Além da lascívia, crescia-lhe outra sensação, da qual abdicou há tempos: era a sensação de estar sendo desejado, de ter o corpo admirado e vislumbrado, não sendo visto como um físico de alguém apenas descuidado, mas de alguém que ainda possui beleza no descuido; nas ancas que lhe pendiam da barriga, na careca rala e branca, no engodo do casamento frustrado e insosso, atirou-se nesse projeto criado em sua própria imaginação. Era um vislumbre, modelando a realidade a seu bel-prazer. Para si, dentro de sua mente perturbada e vil, a fim de tornar-se real, caiu naquele abismo de devassidão.
Sucumbiu ao delírio.
Chegando à casa, entrou de mansinho, imaginando que, cansados da espera, estariam os filhos e sua esposa a essa hora dormindo. O relógio marcava zero horas.
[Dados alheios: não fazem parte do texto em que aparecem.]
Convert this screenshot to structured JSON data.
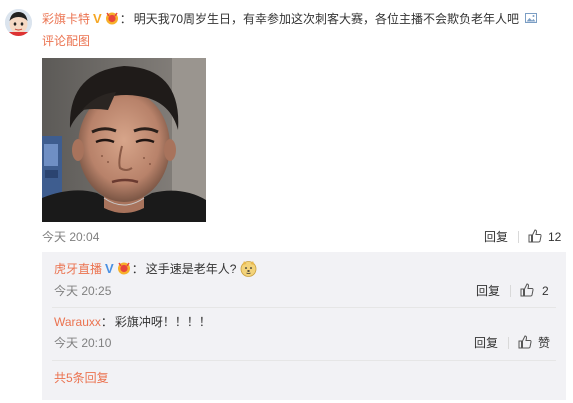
{
  "comment": {
    "username": "彩旗卡特",
    "verified_badge": "V",
    "colon": "：",
    "text": "明天我70周岁生日，有幸参加这次刺客大赛，各位主播不会欺负老年人吧",
    "pic_link_icon": "image-icon",
    "reply_pic_link": "评论配图",
    "time": "今天 20:04",
    "reply_label": "回复",
    "like_count": "12",
    "like_icon": "thumbs-up-icon"
  },
  "replies": [
    {
      "username": "虎牙直播",
      "verified_badge": "V",
      "colon": "：",
      "text": "这手速是老年人?",
      "emoji": "doge-face",
      "time": "今天 20:25",
      "reply_label": "回复",
      "like_count": "2"
    },
    {
      "username": "Warauxx",
      "colon": "：",
      "text": "彩旗冲呀！！！！",
      "time": "今天 20:10",
      "reply_label": "回复",
      "like_label": "赞"
    }
  ],
  "more_replies": "共5条回复",
  "colors": {
    "username": "#eb7350",
    "link": "#eb7350",
    "verified": "#f5a623",
    "meta": "#808080",
    "subbox_bg": "#f2f2f5"
  }
}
Subiu as escadas, entrou primeiro no quarto de Bento e beijou-lhe as faces, depois fez o mesmo com a esposa e a filha. Dormiam bem e pareciam sonhar com algo bom. O carinho não fez com que despertassem e ele deu meia volta, desceu as escadas, destacou uma cadeira que estava dentre a mesa, e sentou-se.
Ao sentar, recostou primeiro o cotovelo direito na coxa da perna e apoiou o queixo com as mãos. Depois, fez o mesmo movimento com o braço esquerdo, mas dessa vez apoiou o rosto em ambas as mãos.
Demorou apenas alguns segundos, talvez até menos do que isso, para que Joice escutasse um choro violento e tristonho irromper do cômodo mais abaixo.